Matt laughs, swipes the dress up, and lifts the immense amounts of fabric over my head for me to put on.
“Don’t you have to wear a tux or something?” I grumble, forcing my head and arms through the respective holes.
“Rachel gave me a suit jacket,” he says. “It’s under my coat.”
“Oh, how convenient,” I say, then a whiff of something sweet hits me. “Is that whiskey on your breath?”
He glances down at his feet, scratches the back of his head, and then eyes me. “Maybe.”
“Since when do you drink whiskey at eight in the morning?”
“Well, I guess you wouldn’t know, would you, Nat? You’re not exactly blowing up my phone these days.”
&
nbsp; “Fair enough,” I say. By the time we broke up, I already found Matt’s burgeoning party boy persona a little annoying.

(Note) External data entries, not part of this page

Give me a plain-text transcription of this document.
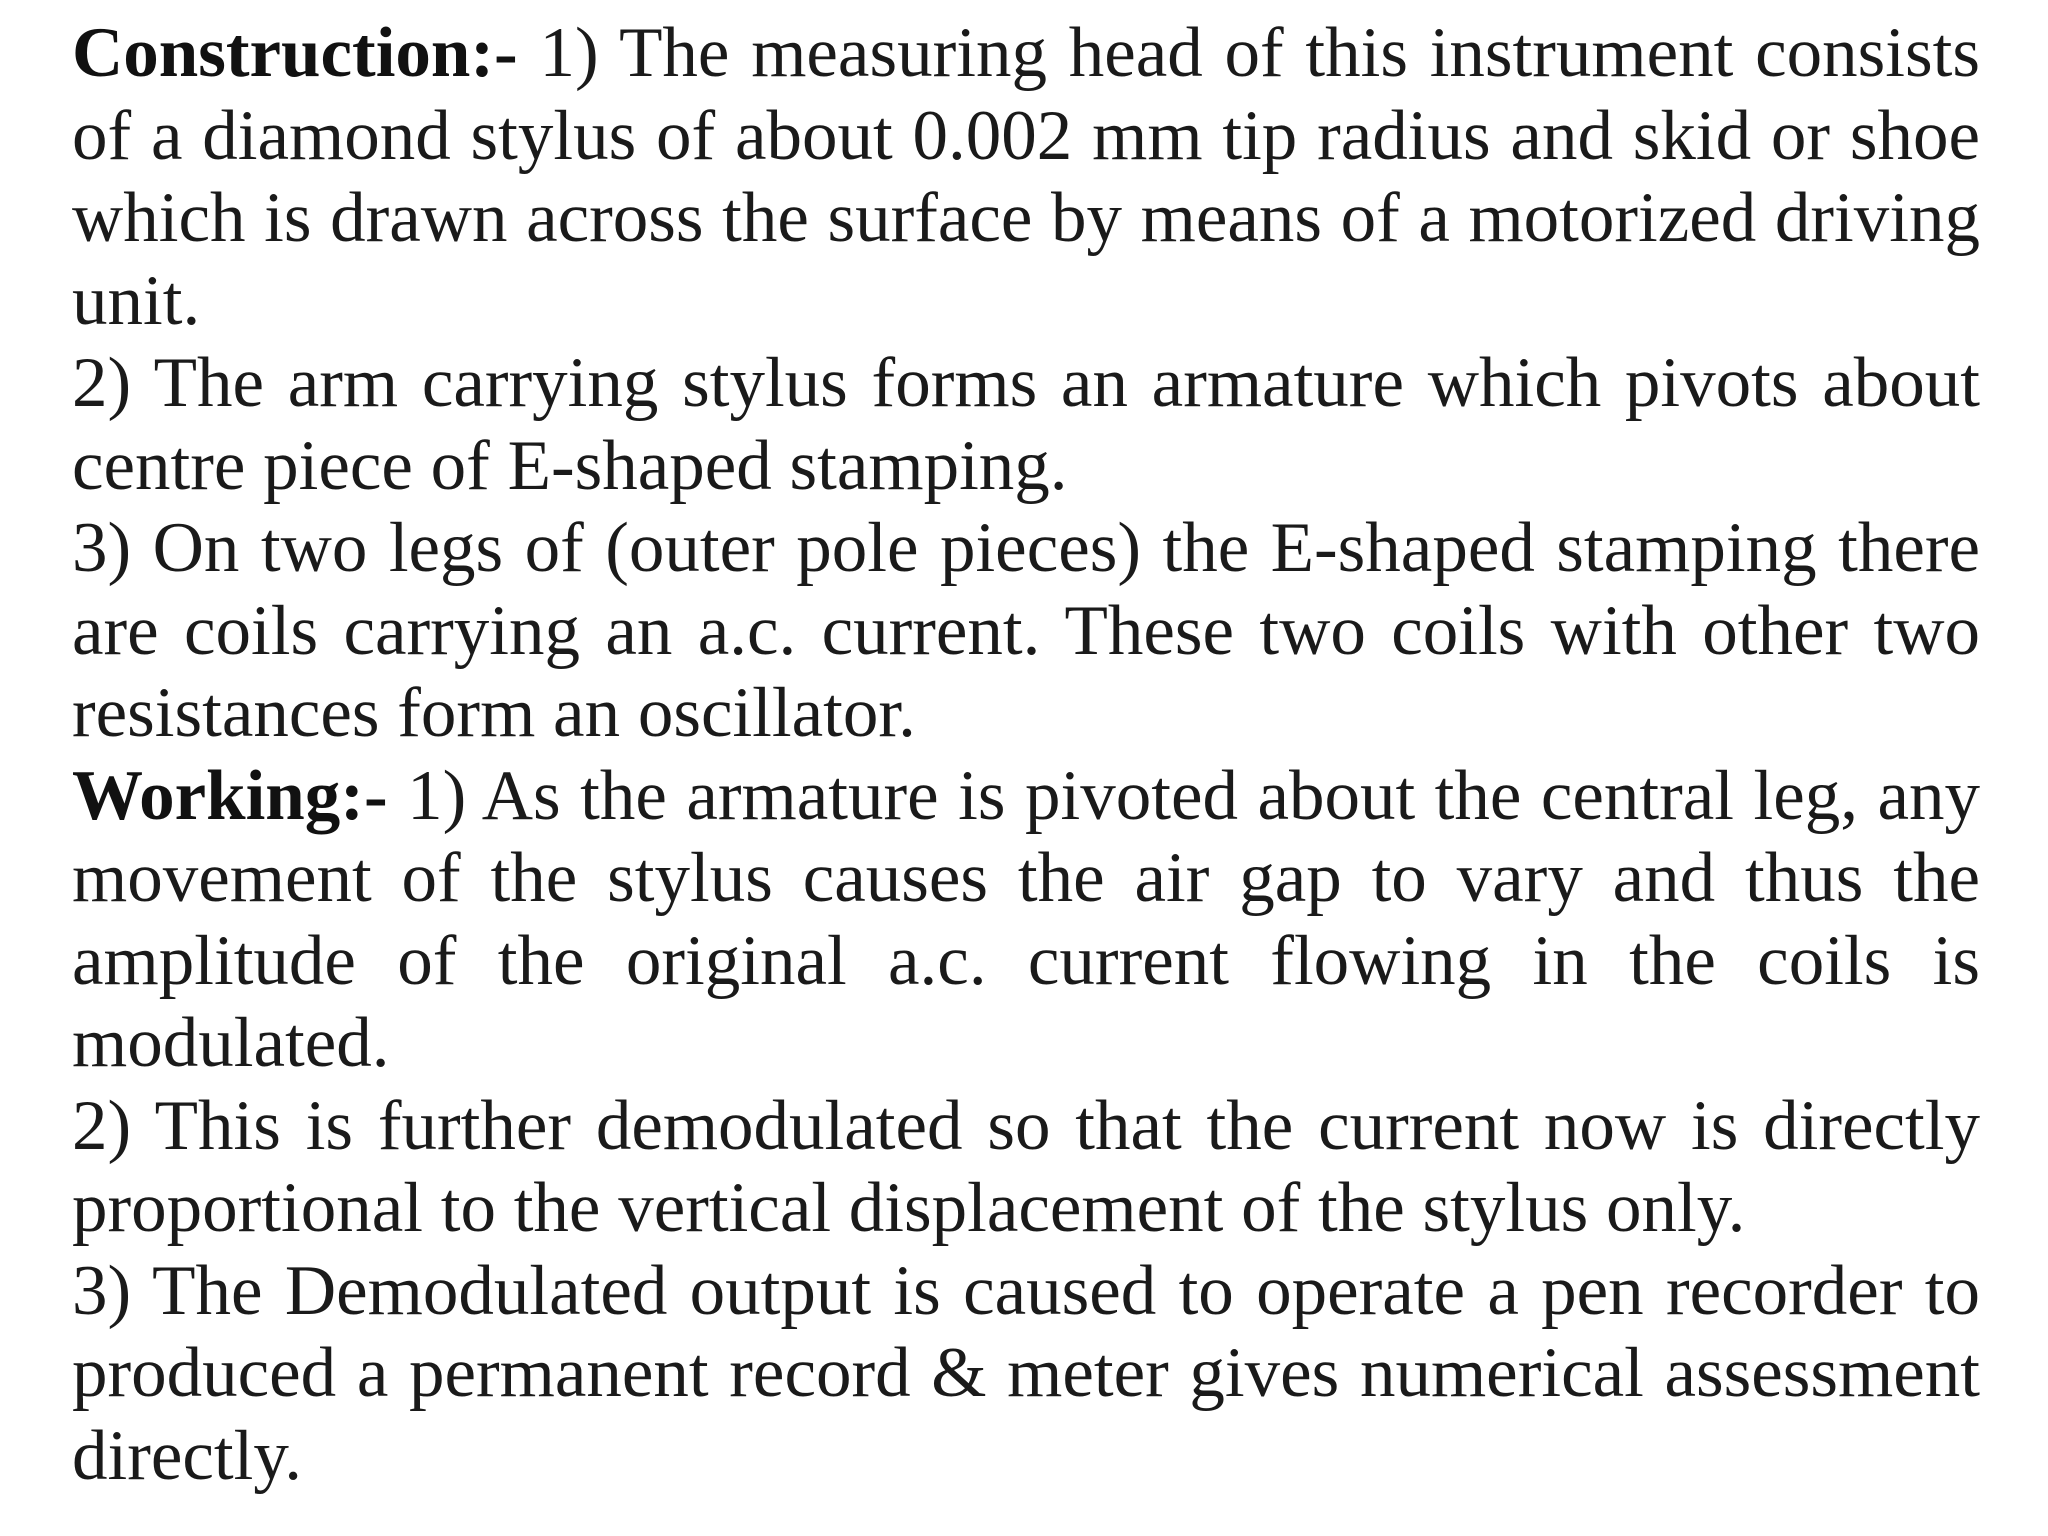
Construction:- 1) The measuring head of this instrument consists of a diamond stylus of about 0.002 mm tip radius and skid or shoe which is drawn across the surface by means of a motorized driving unit.

2) The arm carrying stylus forms an armature which pivots about centre piece of E-shaped stamping.

3) On two legs of (outer pole pieces) the E-shaped stamping there are coils carrying an a.c. current. These two coils with other two resistances form an oscillator.

Working:- 1) As the armature is pivoted about the central leg, any movement of the stylus causes the air gap to vary and thus the amplitude of the original a.c. current flowing in the coils is modulated.

2) This is further demodulated so that the current now is directly proportional to the vertical displacement of the stylus only.

3) The Demodulated output is caused to operate a pen recorder to produced a permanent record & meter gives numerical assessment directly.
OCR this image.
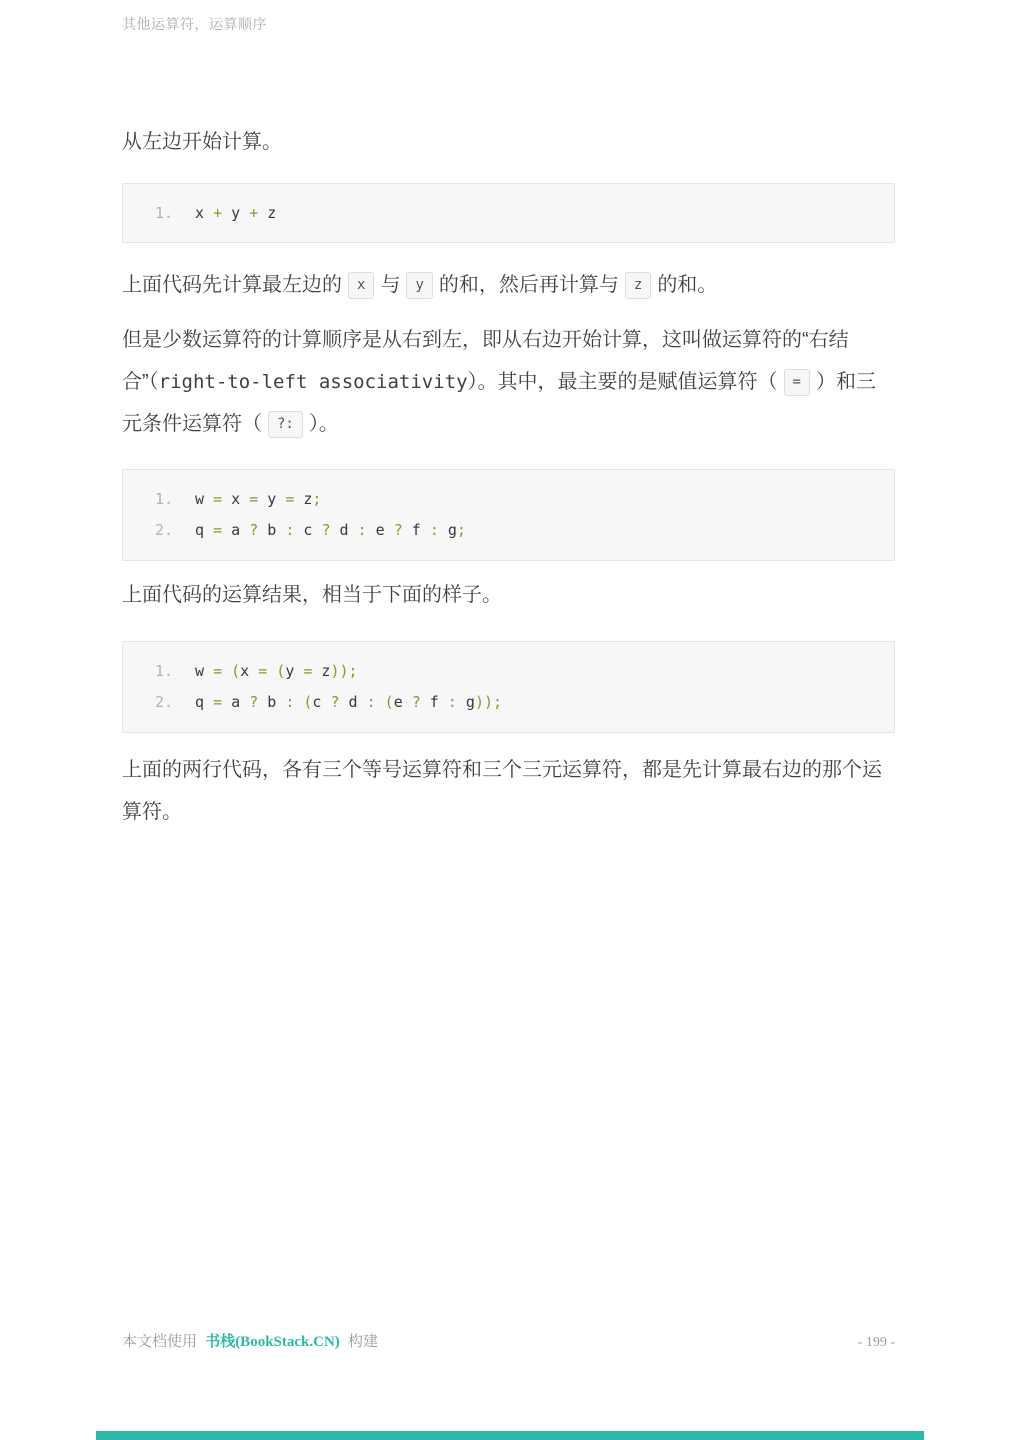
其他运算符，运算顺序

从左边开始计算。

1. x + y + z

上面代码先计算最左边的 x 与 y 的和，然后再计算与 z 的和。

但是少数运算符的计算顺序是从右到左，即从右边开始计算，这叫做运算符的“右结合”（right-to-left associativity）。其中，最主要的是赋值运算符（ = ）和三元条件运算符（ ?: ）。

1. w = x = y = z;
2. q = a ? b : c ? d : e ? f : g;

上面代码的运算结果，相当于下面的样子。

1. w = (x = (y = z));
2. q = a ? b : (c ? d : (e ? f : g));

上面的两行代码，各有三个等号运算符和三个三元运算符，都是先计算最右边的那个运算符。

本文档使用 书栈(BookStack.CN) 构建	- 199 -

At first, I’d just assumed that he was being absorbed into the many-headed monstrosity that the football team can be, while forsaking his true self. But when his drinking became more and more regular, I knew that wasn’t it.
“You want some?” Matt says, patting a flask-shaped lump in his pocket.
“A flask?” He nods. “What is this, Atlantic City in the 1920s?”
“Do you want any or not?”
“Hold on, I’m about to make a joke about the little teetotaling town from Footloose.”
“Nat,” he says. “Yes or no.”
“No thanks,” I say. “I don’t want to fall off the stage onto the mob bosses while I’m doing the Charleston.”
He laughs again and shakes my shoulders. “So, what do you think? Are you ready?”
“To debut my flapper dress to a bunch of bootleggers?”
“To get married,” he says.
“Ah.” I look up at the cement-and-faded-redbrick school, the cropped green grass and trees, the columns of dark clouds forming overhead. Thunder booms in the distance, and this secondhand dress is soaking through, growing heavier with rain every second.
And suddenly, it happens again.
I feel my stomach rise as though I’m on a roller coaster. Matt, Megan, Rachel, and all the others, Derek’s truck, the school itself—everything—is gone.
I’m alone in a field of rolling blue-green hills, standing in a cool breath of wind beneath a brewing storm, my hair and dress dripping. Thunder booms again, closer this time, and rain rushes down my eyelashes, blurring my vision. On the hill in front of me, where the school should be, I see a herd of buffalo.
I can hear them eating the grass. It’s a thick, breathy, crunching sound, and puffs of mist expulse around their velvety nostrils. Their great heads swivel back and forth as they eat; their large brown eyes with impossibly long and curled lashes are watching me, though they don’t seem concerned.